Il s'est tourné vers Jade qui hoche la tête avec son sourire timide épouvantablement agaçant.
Je ne savais même pas que ces deux-là s'entendaient bien.
Naël répond au check de son cousin puis se penche vers Jade.
Elle n'en a jamais marre de rougir celle-là ?
— À demain ! lance joyeusement Amir en déposant son bras sur les épaules de Jade avant de se mettre en marche.
— Ouais c'est ça, trou du'c, je lâche à mi-voix.
Naël me foudroie aussitôt d'un regard désapprobateur.
Oui bah ça va, il a cherché aussi.
— T'aurais pu faire un mini effort d'amabilité quand même, c'est un miracle qu'ils t'aient acceptés sur le tournage.
Je lève les yeux au ciel, ils l'ont fait uniquement parce qu'ils avaient besoin de moi.

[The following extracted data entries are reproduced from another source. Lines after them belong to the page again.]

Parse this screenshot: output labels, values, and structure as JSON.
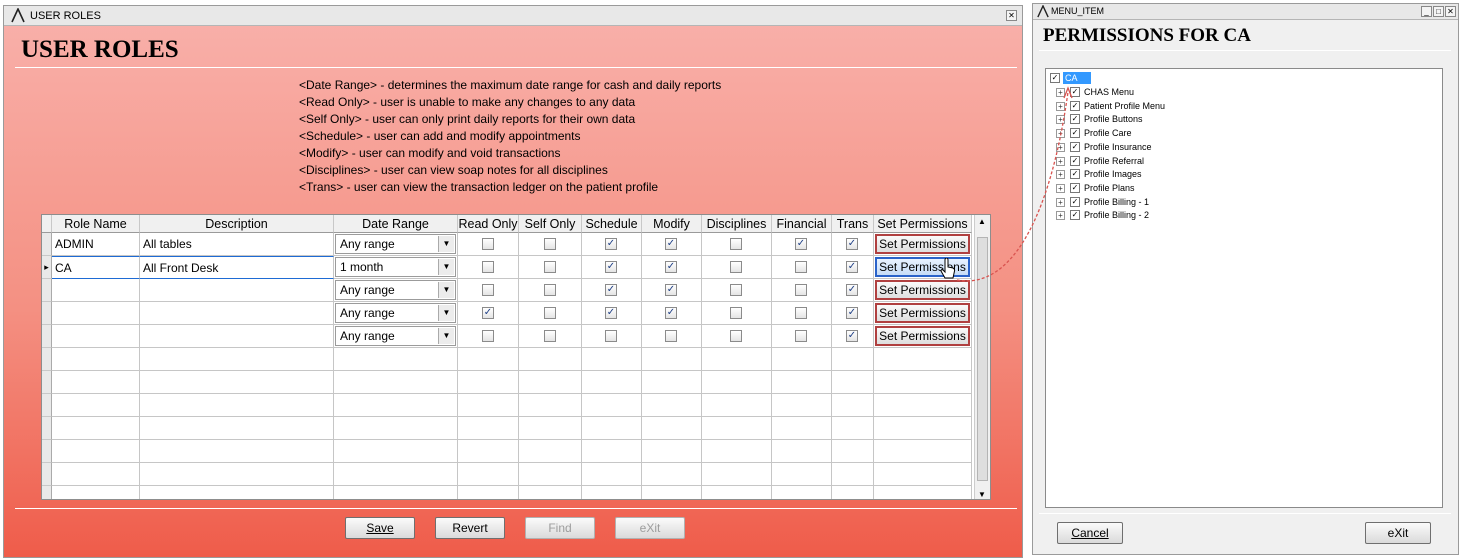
{
  "main_window": {
    "title": "USER ROLES",
    "heading": "USER ROLES",
    "descriptions": [
      "<Date Range> - determines the maximum date range for cash and daily reports",
      "<Read Only> - user is unable to make any changes to any data",
      "<Self Only> - user can only print daily reports for their own data",
      "<Schedule> - user can add and modify appointments",
      "<Modify> - user can modify and void transactions",
      "<Disciplines> - user can view soap notes for all disciplines",
      "<Trans> - user can view the transaction ledger on the patient profile"
    ],
    "columns": [
      "Role Name",
      "Description",
      "Date Range",
      "Read Only",
      "Self Only",
      "Schedule",
      "Modify",
      "Disciplines",
      "Financial",
      "Trans",
      "Set Permissions"
    ],
    "rows": [
      {
        "role": "ADMIN",
        "description": "All tables",
        "date_range": "Any range",
        "read_only": false,
        "self_only": false,
        "schedule": true,
        "modify": true,
        "disciplines": false,
        "financial": true,
        "trans": true,
        "button": "Set Permissions"
      },
      {
        "role": "CA",
        "description": "All Front Desk",
        "date_range": "1 month",
        "read_only": false,
        "self_only": false,
        "schedule": true,
        "modify": true,
        "disciplines": false,
        "financial": false,
        "trans": true,
        "button": "Set Permissions"
      },
      {
        "role": "",
        "description": "",
        "date_range": "Any range",
        "read_only": false,
        "self_only": false,
        "schedule": true,
        "modify": true,
        "disciplines": false,
        "financial": false,
        "trans": true,
        "button": "Set Permissions"
      },
      {
        "role": "",
        "description": "",
        "date_range": "Any range",
        "read_only": true,
        "self_only": false,
        "schedule": true,
        "modify": true,
        "disciplines": false,
        "financial": false,
        "trans": true,
        "button": "Set Permissions"
      },
      {
        "role": "",
        "description": "",
        "date_range": "Any range",
        "read_only": false,
        "self_only": false,
        "schedule": false,
        "modify": false,
        "disciplines": false,
        "financial": false,
        "trans": true,
        "button": "Set Permissions"
      }
    ],
    "buttons": {
      "save": "Save",
      "revert": "Revert",
      "find": "Find",
      "exit": "eXit"
    }
  },
  "menu_window": {
    "title": "MENU_ITEM",
    "heading": "PERMISSIONS FOR CA",
    "root": "CA",
    "items": [
      "CHAS Menu",
      "Patient Profile Menu",
      "Profile Buttons",
      "Profile Care",
      "Profile Insurance",
      "Profile Referral",
      "Profile Images",
      "Profile Plans",
      "Profile Billing - 1",
      "Profile Billing - 2"
    ],
    "buttons": {
      "cancel": "Cancel",
      "exit": "eXit"
    }
  }
}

Naël repousse une mèche de cheveux bouclés qui lui tombe sur le front et me détaille avec sévérité. Son regard presque paternel dénote de l'aspect juvénile de ses traits, c'est fou, il a deux ans de plus que ses cousins, et pourtant il a l'air plus jeune. Les hommes ne sont pas tous égaux face à la pilosité faciale.
— Je pourrai te prendre en photo ? Un jour ?
Il arque les sourcils, surpris par ma question qui arrive comme un cheveu sur la soupe.
— Euh... on verra. On va manger ? demande-t-il.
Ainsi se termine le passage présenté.